Eagleton likes this turn of speech, and he has recourse to it often when making the same point: “[B]elieving that religion is a botched attempt to explain the world . . . is like seeing ballet as a botched attempt to run for a bus.”
And yes indeed, Eagleton certainly does like that turn of speech. He's been liking it for years. Here he is, for instance, writing about Richard Dawkins four years ago.
On the horrors that science and technology have wreaked on humanity, [Dawkins] is predictably silent. Swap you the Inquisition for chemical warfare.
-- "Lunging, Flailing, Mispunching," London Review of Books 19 October 2006
By way of footnote to this wordplay, a small logical distinction.

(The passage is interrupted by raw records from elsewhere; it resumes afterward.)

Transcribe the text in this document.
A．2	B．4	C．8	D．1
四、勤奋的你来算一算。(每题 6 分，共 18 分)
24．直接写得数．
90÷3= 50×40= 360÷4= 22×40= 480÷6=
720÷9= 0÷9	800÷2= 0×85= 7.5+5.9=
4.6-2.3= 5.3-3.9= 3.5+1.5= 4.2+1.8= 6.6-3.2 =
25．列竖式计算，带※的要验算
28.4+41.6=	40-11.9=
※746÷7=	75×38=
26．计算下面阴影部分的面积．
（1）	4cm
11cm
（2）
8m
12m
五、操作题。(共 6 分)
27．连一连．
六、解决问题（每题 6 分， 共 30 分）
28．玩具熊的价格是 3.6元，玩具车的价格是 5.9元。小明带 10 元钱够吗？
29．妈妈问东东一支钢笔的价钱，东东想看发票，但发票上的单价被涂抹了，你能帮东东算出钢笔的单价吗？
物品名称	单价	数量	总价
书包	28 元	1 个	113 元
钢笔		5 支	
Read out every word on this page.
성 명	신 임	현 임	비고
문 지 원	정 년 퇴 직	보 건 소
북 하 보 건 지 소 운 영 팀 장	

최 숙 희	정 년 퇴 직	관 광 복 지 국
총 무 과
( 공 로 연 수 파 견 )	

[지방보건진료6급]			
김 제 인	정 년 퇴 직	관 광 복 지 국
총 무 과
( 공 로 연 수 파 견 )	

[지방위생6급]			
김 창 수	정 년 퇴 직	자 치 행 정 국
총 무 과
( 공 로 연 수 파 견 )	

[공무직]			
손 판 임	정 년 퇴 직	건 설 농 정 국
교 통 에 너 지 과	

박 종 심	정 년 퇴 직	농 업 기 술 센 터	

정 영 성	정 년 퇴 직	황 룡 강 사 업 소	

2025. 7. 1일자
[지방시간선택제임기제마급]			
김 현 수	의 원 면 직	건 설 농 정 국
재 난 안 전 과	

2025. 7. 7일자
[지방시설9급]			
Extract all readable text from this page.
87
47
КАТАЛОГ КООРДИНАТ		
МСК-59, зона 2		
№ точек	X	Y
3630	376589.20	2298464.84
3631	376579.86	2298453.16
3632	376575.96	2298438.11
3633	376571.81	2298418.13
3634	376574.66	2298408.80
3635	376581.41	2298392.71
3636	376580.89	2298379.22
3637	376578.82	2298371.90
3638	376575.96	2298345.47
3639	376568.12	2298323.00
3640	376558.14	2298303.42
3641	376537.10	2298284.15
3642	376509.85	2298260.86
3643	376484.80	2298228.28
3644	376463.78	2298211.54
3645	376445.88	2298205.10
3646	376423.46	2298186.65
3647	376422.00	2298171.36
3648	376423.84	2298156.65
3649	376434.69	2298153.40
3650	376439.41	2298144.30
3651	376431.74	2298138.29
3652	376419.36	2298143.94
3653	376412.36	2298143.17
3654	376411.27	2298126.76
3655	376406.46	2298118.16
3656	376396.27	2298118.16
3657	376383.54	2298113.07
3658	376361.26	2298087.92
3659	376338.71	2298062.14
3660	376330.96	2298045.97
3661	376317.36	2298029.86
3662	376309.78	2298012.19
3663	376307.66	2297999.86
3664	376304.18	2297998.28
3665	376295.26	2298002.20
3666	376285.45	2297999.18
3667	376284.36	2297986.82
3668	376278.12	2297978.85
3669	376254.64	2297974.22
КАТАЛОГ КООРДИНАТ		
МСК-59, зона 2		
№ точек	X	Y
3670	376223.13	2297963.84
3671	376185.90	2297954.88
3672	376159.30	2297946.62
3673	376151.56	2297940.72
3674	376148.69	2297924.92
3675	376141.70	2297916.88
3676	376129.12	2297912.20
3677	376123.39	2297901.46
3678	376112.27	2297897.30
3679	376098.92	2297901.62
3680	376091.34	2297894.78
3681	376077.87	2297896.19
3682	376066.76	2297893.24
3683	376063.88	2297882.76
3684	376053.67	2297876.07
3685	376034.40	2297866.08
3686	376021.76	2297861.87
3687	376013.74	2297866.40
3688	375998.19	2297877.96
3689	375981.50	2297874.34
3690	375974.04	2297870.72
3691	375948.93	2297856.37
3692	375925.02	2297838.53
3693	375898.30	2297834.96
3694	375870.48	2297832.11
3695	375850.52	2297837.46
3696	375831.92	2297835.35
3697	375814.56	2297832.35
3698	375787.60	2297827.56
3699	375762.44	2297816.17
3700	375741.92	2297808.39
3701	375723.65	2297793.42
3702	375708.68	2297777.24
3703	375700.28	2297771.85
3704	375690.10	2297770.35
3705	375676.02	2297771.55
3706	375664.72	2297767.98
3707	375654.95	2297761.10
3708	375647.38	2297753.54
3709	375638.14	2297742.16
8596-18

Eagleton wants you to think that religion and chemical warfare are a matter of either-or, but of course they aren't. Some congregations don't make use of chemical weapons, but others do. The Inquisition isn't militarily active just now, but in 1985 the Rajneesh cult carried out a biological warfare attack on the town of The Dalles, Oregon. In 1993, the first Al Qaeda attack on the World Trade Center included an attempt to fill the buildings with cyanide gas. And about the Aum Shinrikyo cult, Wikipedia writes:
On the morning of 20 March 1995, Aum members released sarin in a co-ordinated attack on five trains in the Tokyo subway system, killing 12 commuters, seriously injuring 54 and affecting 980 more. Some estimates claim as many as 5,000 people were injured by the sarin. It is difficult to obtain exact numbers since many victims are reluctant to come forward. . . . Over the next week, the full scale of Aum's activities was revealed for the first time. At the cult's headquarters in Kamikuishiki on the foot of Mount Fuji, police found explosives, chemical weapons and biological warfare agents, such as anthrax and Ebola cultures, and a Russian MIL Mi-17 military helicopter. The Ebola virus was delivered from Zaire in 1994. There were stockpiles of chemicals that could be used for producing enough sarin to kill four million people. Police also found laboratories to manufacture drugs such as LSD, methamphetamine, and a crude form of truth serum, a safe containing millions of dollars in cash and gold, and cells, many still containing prisoners.
The depressing thing is, both Fish and Eagleton know all this. They know, too, what they're doing with language. They're transubstantiating truth into rhetoric.